Since taking over as superintendent of Memphis City Schools in 2008, Cash has shown underdeveloped public relations skills that have escalated some controversies, from the debate about a district police force to salaries for members of the "Miami Mafia" to his own personnel evaluation.
His challenging reform agenda — bolstered by Gates Foundation and Race to the Top money — features the stars of school innovation: Teach for America, The New Teacher Project, and New Leaders for New Schools.
No government service is more prone to the solution du jour than education, and for now, at least, it's about developing better teachers who are held accountable for their students' achievement. Lost in much of the debate is the fact that Memphis City Schools teachers are largely trying to educate moving targets. About 15 percent of students in every grade move during the school year, peaking with 26 percent of ninth-graders moving.
Transient students are a complicating issue for Memphis City Schools, and as they reach high school, transience is often a precursor for dropping out. It's not to say that teacher effectiveness isn't the right target, but Memphians should be prepared for the long haul.
Cash also has the right target when he said as many as 50 schools should be closed. Like most public facilities — from police stations to community centers to libraries — schools are located for a Memphis that no longer exists. Most of the 190 schools are within the borders of 1970 Memphis, which today has 30 percent fewer people than it did then. As a result, facilities are in neighborhoods with much lower densities and populations.
That's why when Superintendent Cash looks at a map of Memphis, he sees dozens of schools operating at half capacity. There are 21 elementary schools with less than 75 percent capacity, and six of them have less than 50 percent capacity. There are about 11 middle schools with capacities of less than 75 percent and four with less than 40 percent. Finally, there are about five high schools with less than 75 percent capacity, with two less than 50 percent.
Remarkably, some of the schools with capacities of about 50 percent are within walking distance of another school operating at half capacity, opening up the option for consolidation.
Just as disturbing to Cash as the costs for operating public schools at half capacity is that many of these schools are also in the worst physical condition. Four years ago, Memphis City Schools' Five-Year Facilities Master Plan determined the "Facility Condition Index" for every elementary, middle, and high school. The Index is a widely used, standardized way to determine the relative quality of a group of buildings.
Looking at the results, it was not lost on Cash that students performing the worst on state tests often have the lethal combination of ineffective teachers, low school capacity, and poor facility condition. As Cash has rightly said, a young person's future should not be determined by an accident of birth.

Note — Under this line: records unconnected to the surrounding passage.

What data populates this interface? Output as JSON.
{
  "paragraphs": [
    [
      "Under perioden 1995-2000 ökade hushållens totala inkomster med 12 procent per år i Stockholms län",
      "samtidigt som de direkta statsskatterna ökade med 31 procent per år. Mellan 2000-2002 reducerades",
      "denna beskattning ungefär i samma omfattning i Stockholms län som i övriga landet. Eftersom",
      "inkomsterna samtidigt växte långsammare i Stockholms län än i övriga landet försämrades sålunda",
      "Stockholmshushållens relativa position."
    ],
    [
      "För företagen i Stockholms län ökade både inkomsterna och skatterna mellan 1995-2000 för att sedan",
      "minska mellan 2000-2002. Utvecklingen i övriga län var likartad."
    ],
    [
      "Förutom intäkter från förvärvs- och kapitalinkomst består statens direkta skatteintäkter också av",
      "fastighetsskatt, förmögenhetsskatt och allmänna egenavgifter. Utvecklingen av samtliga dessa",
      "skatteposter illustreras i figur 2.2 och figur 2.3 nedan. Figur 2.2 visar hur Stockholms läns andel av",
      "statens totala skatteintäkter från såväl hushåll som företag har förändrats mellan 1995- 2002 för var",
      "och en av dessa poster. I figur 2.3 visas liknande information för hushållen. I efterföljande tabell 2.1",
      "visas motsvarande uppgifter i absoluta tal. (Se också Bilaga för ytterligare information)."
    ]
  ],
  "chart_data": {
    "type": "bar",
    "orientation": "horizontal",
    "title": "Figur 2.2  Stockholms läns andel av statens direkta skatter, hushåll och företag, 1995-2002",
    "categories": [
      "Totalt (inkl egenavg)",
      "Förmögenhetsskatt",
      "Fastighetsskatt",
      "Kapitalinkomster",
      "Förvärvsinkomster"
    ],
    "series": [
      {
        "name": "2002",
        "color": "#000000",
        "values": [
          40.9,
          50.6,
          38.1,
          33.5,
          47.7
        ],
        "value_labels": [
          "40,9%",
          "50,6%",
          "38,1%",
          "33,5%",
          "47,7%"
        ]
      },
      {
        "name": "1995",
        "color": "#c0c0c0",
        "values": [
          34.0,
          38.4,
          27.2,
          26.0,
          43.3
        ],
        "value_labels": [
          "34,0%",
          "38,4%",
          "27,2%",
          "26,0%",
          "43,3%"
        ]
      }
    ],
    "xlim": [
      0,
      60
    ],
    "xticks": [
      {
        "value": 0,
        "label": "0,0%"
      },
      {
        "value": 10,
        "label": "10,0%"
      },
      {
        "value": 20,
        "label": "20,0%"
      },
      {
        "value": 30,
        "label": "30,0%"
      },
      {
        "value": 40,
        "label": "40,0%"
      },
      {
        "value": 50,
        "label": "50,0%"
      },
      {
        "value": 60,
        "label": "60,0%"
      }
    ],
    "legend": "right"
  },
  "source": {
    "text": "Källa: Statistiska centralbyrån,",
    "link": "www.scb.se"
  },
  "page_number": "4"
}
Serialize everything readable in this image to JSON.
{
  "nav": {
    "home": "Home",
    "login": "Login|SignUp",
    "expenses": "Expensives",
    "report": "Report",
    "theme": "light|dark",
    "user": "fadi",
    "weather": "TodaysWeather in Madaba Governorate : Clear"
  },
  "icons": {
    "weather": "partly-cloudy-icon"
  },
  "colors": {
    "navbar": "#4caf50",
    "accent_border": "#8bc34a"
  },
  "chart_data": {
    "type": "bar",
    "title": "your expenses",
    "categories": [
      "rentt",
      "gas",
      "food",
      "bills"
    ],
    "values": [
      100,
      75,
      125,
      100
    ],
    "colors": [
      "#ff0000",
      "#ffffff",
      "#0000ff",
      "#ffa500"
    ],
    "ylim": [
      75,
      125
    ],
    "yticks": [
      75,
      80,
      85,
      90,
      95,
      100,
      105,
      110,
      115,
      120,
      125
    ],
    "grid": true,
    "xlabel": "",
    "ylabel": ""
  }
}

He does little to hide his emotions when he talks about the way that too many students' options for their lives are limited by a simple reality: The kids who are at the most at-risk and need our best teachers and our best efforts are the ones in the worst schools with the worst teachers.
All of this seems a mandate for change for Cash. And yet, parents, alumni, and students are organizing at Hamilton High School to fight for its survival. Alumni of Booker T. Washington, upset about the possible impact on their school with the closing of Cleaborn Homes for its federally funded facelift, are also mounting a fight.
Other Memphis superintendents knew that the schools should be closed, but after raising a trial balloon, they bailed quickly in the face of neighborhood pushback. Maybe, just maybe, in this case, Cash's lack of interest in PR may prove pivotal in his staying the course.